Die Landessprache zu lernen, ist auf jeden Fall ein großer Teil meines Freiwilligendienstes und ist mir persönlich auch sehr wichtig. Ich bin der Meinung, dass man nur dann wirklich tiefer in eine Kultur eintauchen kann, wenn man sich mit ihrer Sprache auseinandergesetzt hat. Außerdem denke ich, dass ich als Gast die Verantwortung habe, mich verständigen zu können. Ich kann nicht einfach erwarten, dass alle Leute, mit denen ich in Kontakt komme, Deutsch oder Englisch sprechen. Bis ich dieses Ziel erreicht habe, dauert es noch etwas - und deswegen freue ich mich gerade über jedes Restaurant, dessen Speisekarte übersetzt ist.

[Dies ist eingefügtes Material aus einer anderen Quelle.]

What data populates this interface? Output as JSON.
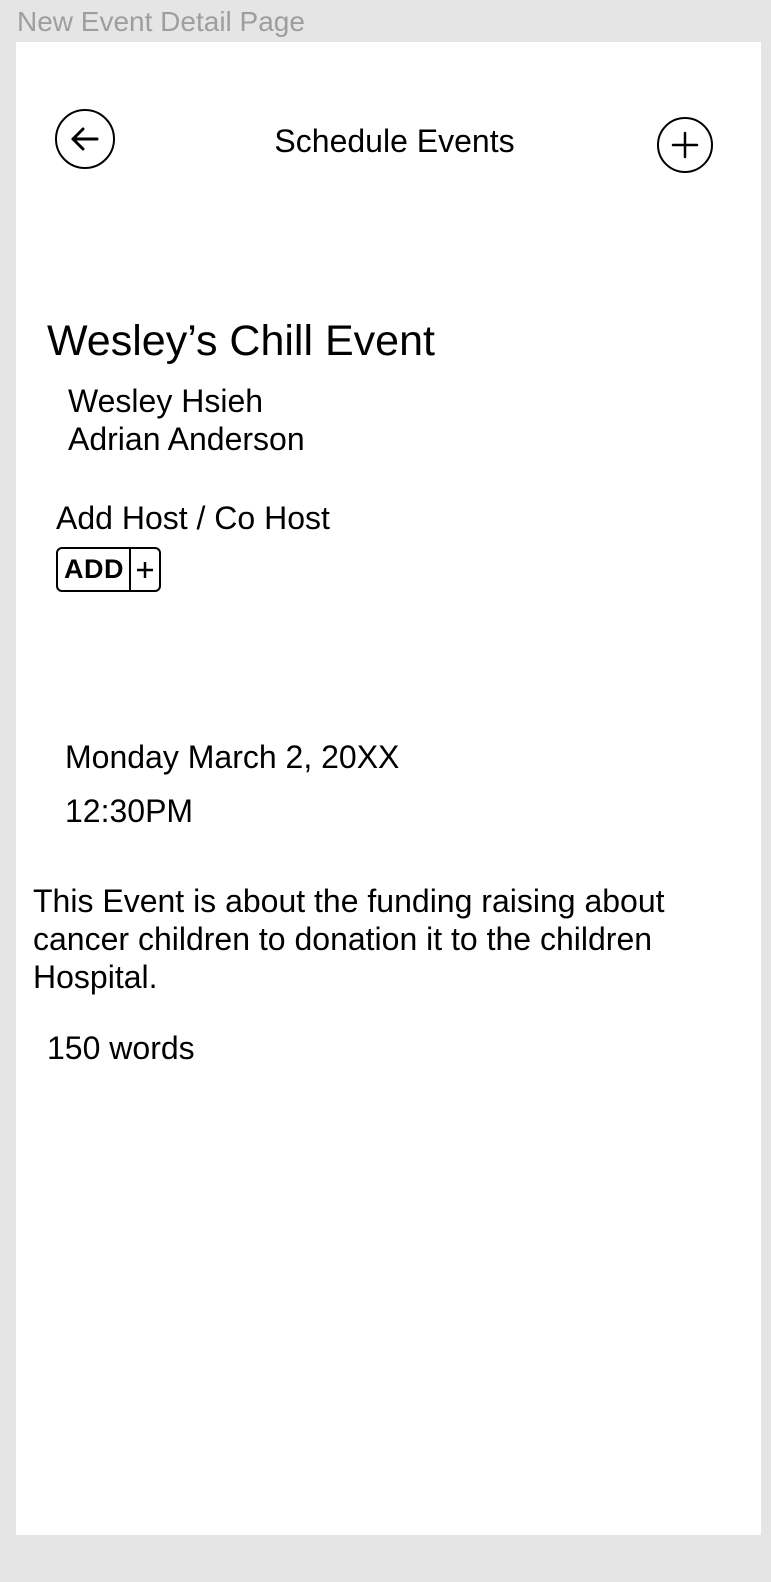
{
  "frame": {
    "label": "New Event Detail Page"
  },
  "header": {
    "title": "Schedule Events",
    "back_icon": "arrow-left-circle-icon",
    "add_icon": "plus-circle-icon"
  },
  "event": {
    "title": "Wesley’s Chill Event",
    "hosts": [
      "Wesley Hsieh",
      "Adrian Anderson"
    ],
    "add_host_label": "Add Host / Co Host",
    "add_host_button_label": "ADD",
    "date": "Monday March 2, 20XX",
    "time": "12:30PM",
    "description": "This Event is about the funding raising about cancer children to donation it to the children Hospital.",
    "word_count": "150 words"
  }
}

Und das ist durchaus oft der Fall. Genauso sind auch alle Straßenschilder, soweit ich beobachten konnte, sowohl in „Hangeul“ (dem koreanischen Alphabet) als auch den lateinischen Buchstaben geschrieben. Das gleiche gilt auch für die U-Bahn. Dort werden sogar die Stationen oft in Englisch und Koreanisch angesagt, übrigens auch teilweise in Japanisch und Chinesisch. Wenn man durch die Straßen in Seoul geht, sieht man, natürlich je nach Viertel, oft leuchtende Geschäftsschilder, viele auch in lateinischen Buchstaben. Wie viel Englisch man aber wirklich lesen kann, hängt auch davon ab in, welchem Teil von Seoul man ist. So soll der Anteil von Ausländer:Innen, zum Beispiel in Itaewon und Hongdae viel größer sein. Das sieht man auch an den Geschäften, wurde mir erklärt. Dafür bin ich in meinem U-Bahnabteil auf dem Weg zu meinen Koreanischstunden eigentlich immer die Einzige, die vom Äußerlichen her keine südostasiatischen Wurzeln hat. Das fiel mir am Anfang schon ziemlich auf. Ein bisschen hatte ich das Gefühl, nicht so ganz dazuzugehören. Als ob jeder wüsste, dass ich hier neu bin und nicht so richtig weiß, wie alles funktioniert.

Doch soll es in diesem Blogeintrag um die koreanische Sprache gehen. Und obwohl ich gerade erklärt habe, wie viele Dinge in Seoul übersetzt werden, würde ich allen raten, die eine längere Zeit in Südkorea verbringen, „Hangeul“, das koreanische Alphabeth, zu lernen. Das ist eins meiner absoluten Lieblingsdinge der koreanischen Sprache und auf jeden Fall der einfachste Teil. Und das sage ich jetzt nicht einfach nur so. Das koreanische Alphabet ist dafür bekannt, sehr logisch und verständlich aufgebaut zu sein. Man soll in der Lage sein, es in nur einem Tag zu lernen.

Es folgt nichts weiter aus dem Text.